With so much talk about the ‘Asian century’, any start-up with big ambitions should think about being ‘Asia-capable’. Australian exports to Asia are almost triple the value of exports to the rest of the world, with huge potential to grow further. But where do you start?
Having spent time managing businesses across the Asia-Pacific, I can safely say that before you look to enter a different market, you need to know exactly what you want to achieve. All the different markets of Asia have their own attractions.
Hong Kong is a gateway to Greater China, and is regularly among the leading markets in the world in ‘ease of doing business’ surveys.
Singapore often tops those same surveys. With its excellent infrastructure and telecoms, reassuring legal environment, and English-speaking population, many companies use it as a regional base to cover other Asian markets.
Yet business-friendliness also creates drawbacks: Singapore and Hong Kong are competitive – even saturated – markets, and business costs such as premises and wages can be high.
Indonesia, the Philippines and India are up-and-coming economic powerhouses, with lower business costs, and vast opportunities in sectors from infrastructure to services. Moreover, Indonesia is Australia’s closest neighbour in south-east Asia. But their regulatory and business environments are not always easy to navigate, and you will probably need a helping hand from local partners and providers.
With all those markets – developing or emerging – there are ways to increase your chances of success.
1. Be prepared to customise
Asian consumers value localised products, so you must be willing to adapt products and services to individual markets. Local market research is essential.
2. You need inside knowledge
Hire or partner with people with strong local experience, contacts and language skills. Forming business relationships in south-east Asia is a slow-burning process – you’ll need to visit these markets regularly.

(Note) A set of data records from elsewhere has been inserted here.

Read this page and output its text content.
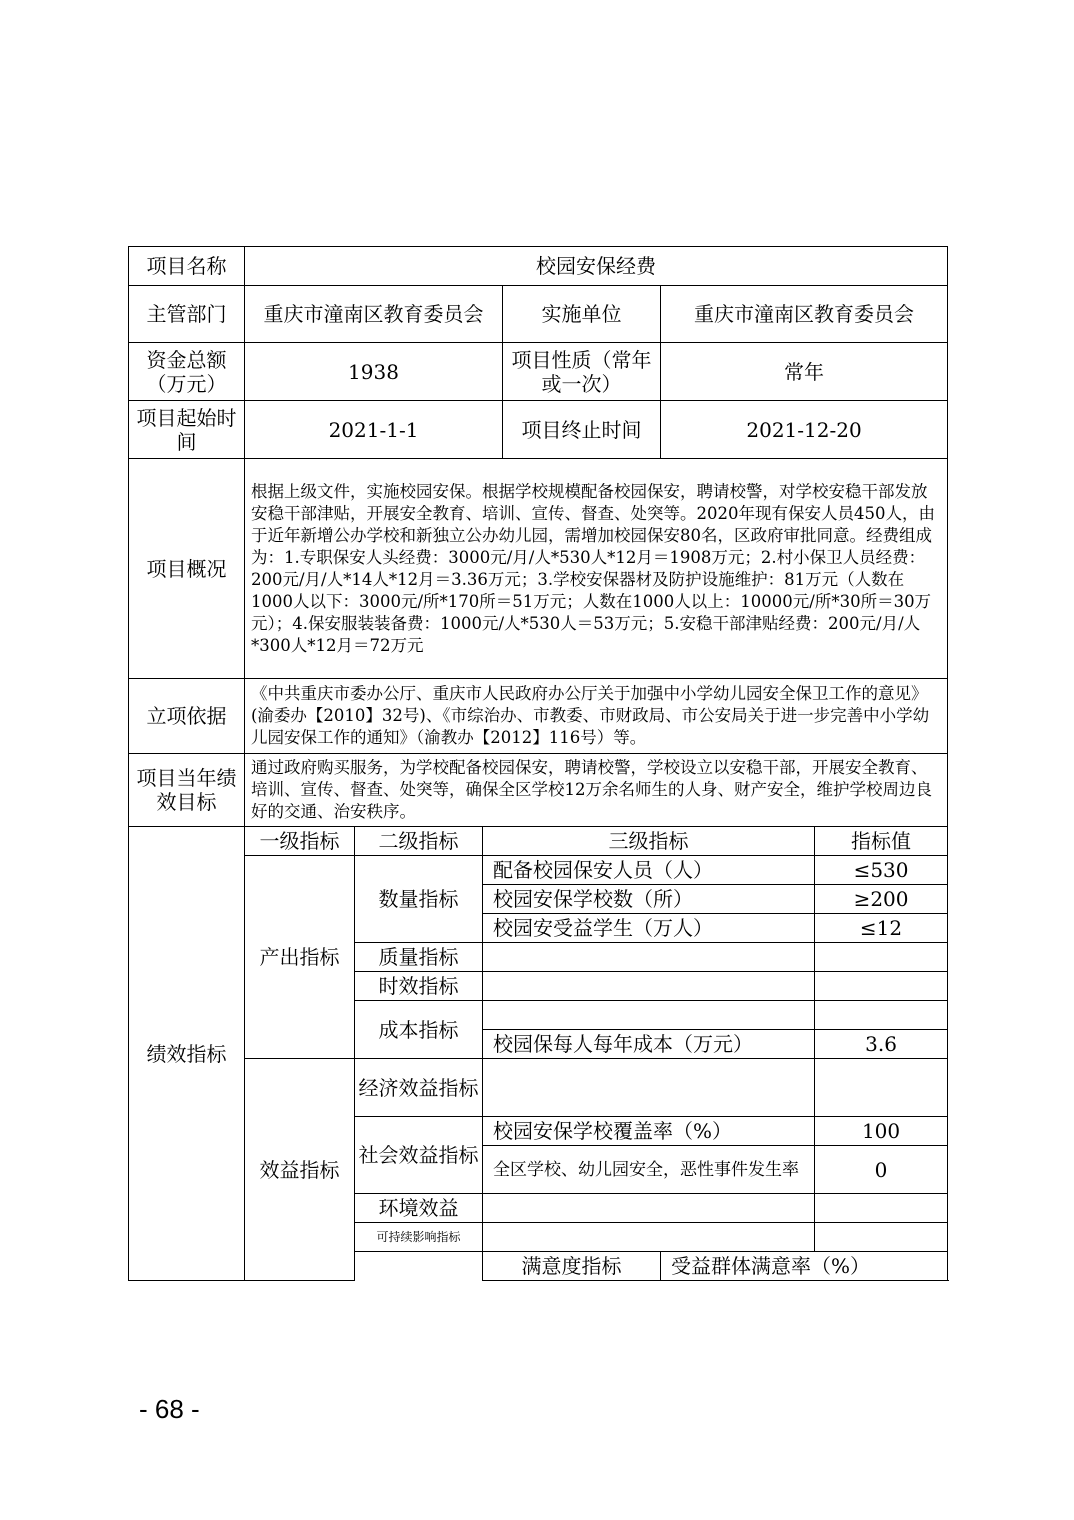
项目名称	校园安保经费						
主管部门	重庆市潼南区教育委员会			实施单位	重庆市潼南区教育委员会		
资金总额（万元）	1938			项目性质（常年或一次）	常年		
项目起始时间	2021-1-1			项目终止时间	2021-12-20		
项目概况	根据上级文件，实施校园安保。根据学校规模配备校园保安，聘请校警，对学校安稳干部发放安稳干部津贴，开展安全教育、培训、宣传、督查、处突等。2020年现有保安人员450人，由于近年新增公办学校和新独立公办幼儿园，需增加校园保安80名，区政府审批同意。经费组成为：1.专职保安人头经费：3000元/月/人*530人*12月＝1908万元；2.村小保卫人员经费：200元/月/人*14人*12月＝3.36万元；3.学校安保器材及防护设施维护：81万元（人数在1000人以下：3000元/所*170所＝51万元；人数在1000人以上：10000元/所*30所＝30万元）；4.保安服装装备费：1000元/人*530人＝53万元；5.安稳干部津贴经费：200元/月/人*300人*12月＝72万元						
立项依据	《中共重庆市委办公厅、重庆市人民政府办公厅关于加强中小学幼儿园安全保卫工作的意见》(渝委办【2010】32号)、《市综治办、市教委、市财政局、市公安局关于进一步完善中小学幼儿园安保工作的通知》（渝教办【2012】116号）等。						
项目当年绩效目标	通过政府购买服务，为学校配备校园保安，聘请校警，学校设立以安稳干部，开展安全教育、培训、宣传、督查、处突等，确保全区学校12万余名师生的人身、财产安全，维护学校周边良好的交通、治安秩序。						
绩效指标	一级指标	二级指标	三级指标			指标值	
	产出指标	数量指标	配备校园保安人员（人）			≤530	
			校园安保学校数（所）			≥200	
			校园安受益学生（万人）			≤12	
		质量指标					
		时效指标					
		成本指标					
			校园保每人每年成本（万元）			3.6	
	效益指标	经济效益指标					
		社会效益指标	校园安保学校覆盖率（%）			100	
			全区学校、幼儿园安全，恶性事件发生率			0	
		环境效益					
		可持续影响指标					
			满意度指标		受益群体满意率（%）	
- 68 -
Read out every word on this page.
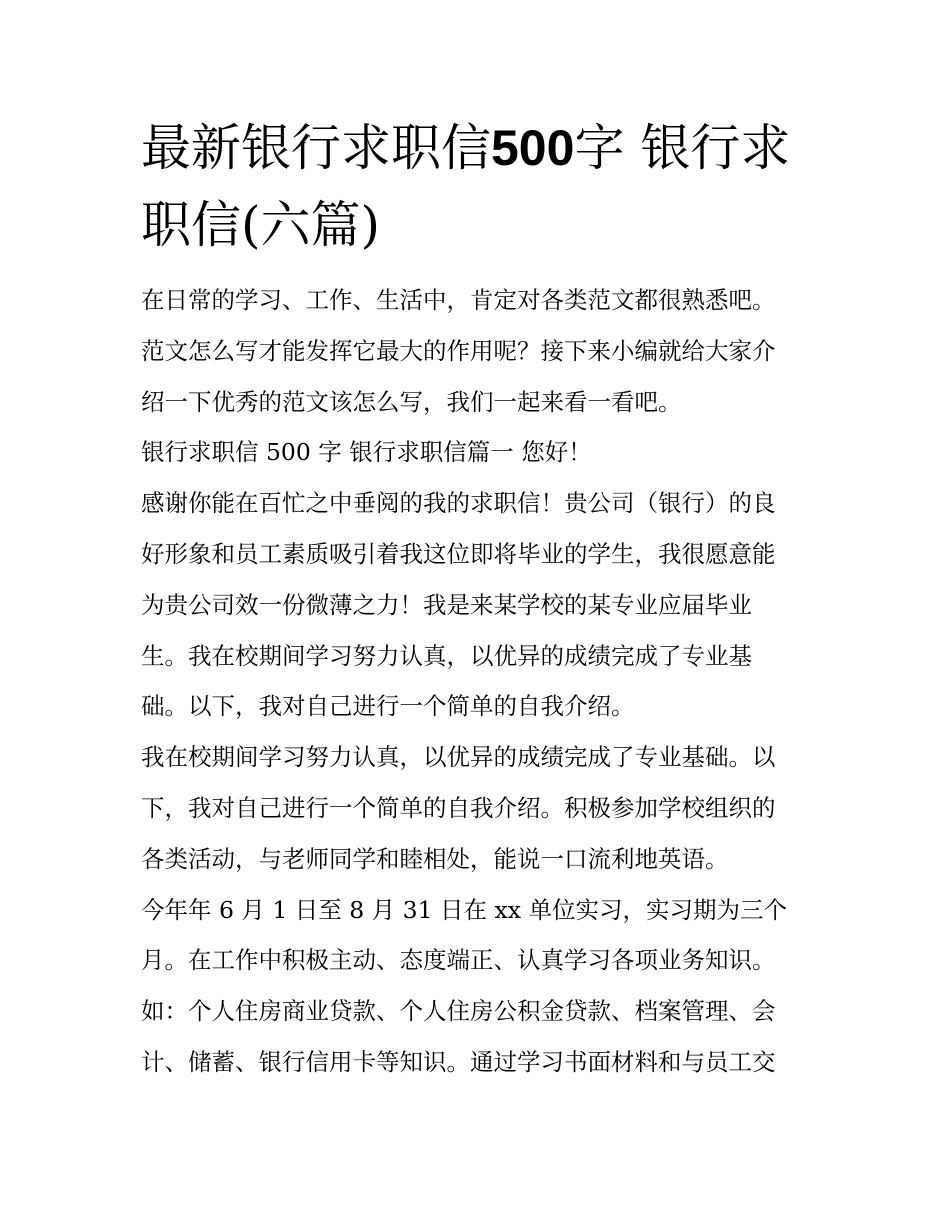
最新银行求职信500字 银行求
职信(六篇)
在日常的学习、工作、生活中，肯定对各类范文都很熟悉吧。
范文怎么写才能发挥它最大的作用呢？接下来小编就给大家介
绍一下优秀的范文该怎么写，我们一起来看一看吧。
银行求职信 500 字 银行求职信篇一 您好！
感谢你能在百忙之中垂阅的我的求职信！贵公司（银行）的良
好形象和员工素质吸引着我这位即将毕业的学生，我很愿意能
为贵公司效一份微薄之力！我是来某学校的某专业应届毕业
生。我在校期间学习努力认真，以优异的成绩完成了专业基
础。以下，我对自己进行一个简单的自我介绍。
我在校期间学习努力认真，以优异的成绩完成了专业基础。以
下，我对自己进行一个简单的自我介绍。积极参加学校组织的
各类活动，与老师同学和睦相处，能说一口流利地英语。
今年年 6 月 1 日至 8 月 31 日在 xx 单位实习，实习期为三个
月。在工作中积极主动、态度端正、认真学习各项业务知识。
如：个人住房商业贷款、个人住房公积金贷款、档案管理、会
计、储蓄、银行信用卡等知识。通过学习书面材料和与员工交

3. Leverage existing networks
From Austrade and local trade bodies like InvestHK or Singapore’s Enterprise Development Board, there is a wealth of support already in most Asian countries. These organisations can offer market advice, introductions to local contacts and recommendations for professional services such as lawyers and accountants, and also help you navigate bureaucracy and business etiquette.
This will help you enter a market more quickly, prevent mistakes and free up management time. For example, SMEs that use Regus’ extensive network of business centres across south-east Asia save themselves the expense and stress of finding and leasing an office and dealing with all the paperwork and legal contracts involved in that.
4. Stay flexible
The challenges of Asia – from consumer preferences to red tape to the length of time it takes to form strong business relationships – require you to be adaptable. You’ll need flexible arrangements for premises and staffing that will allow you to upscale, downsize or change plans, all the time keeping down expenses. Don’t commit yourself to inflexible long-term leases or other arrangements or high upfront costs.
Targeting south-east Asia is not a stroll in the park, but don’t be put off by the fact it’s not just an extension of home. There are amazing opportunities to increase revenues and customers and to become a player in the Asian century – even for a start-up.
Paul Migliorini is CEO, Australia and New Zealand, for global workplace provider Regus.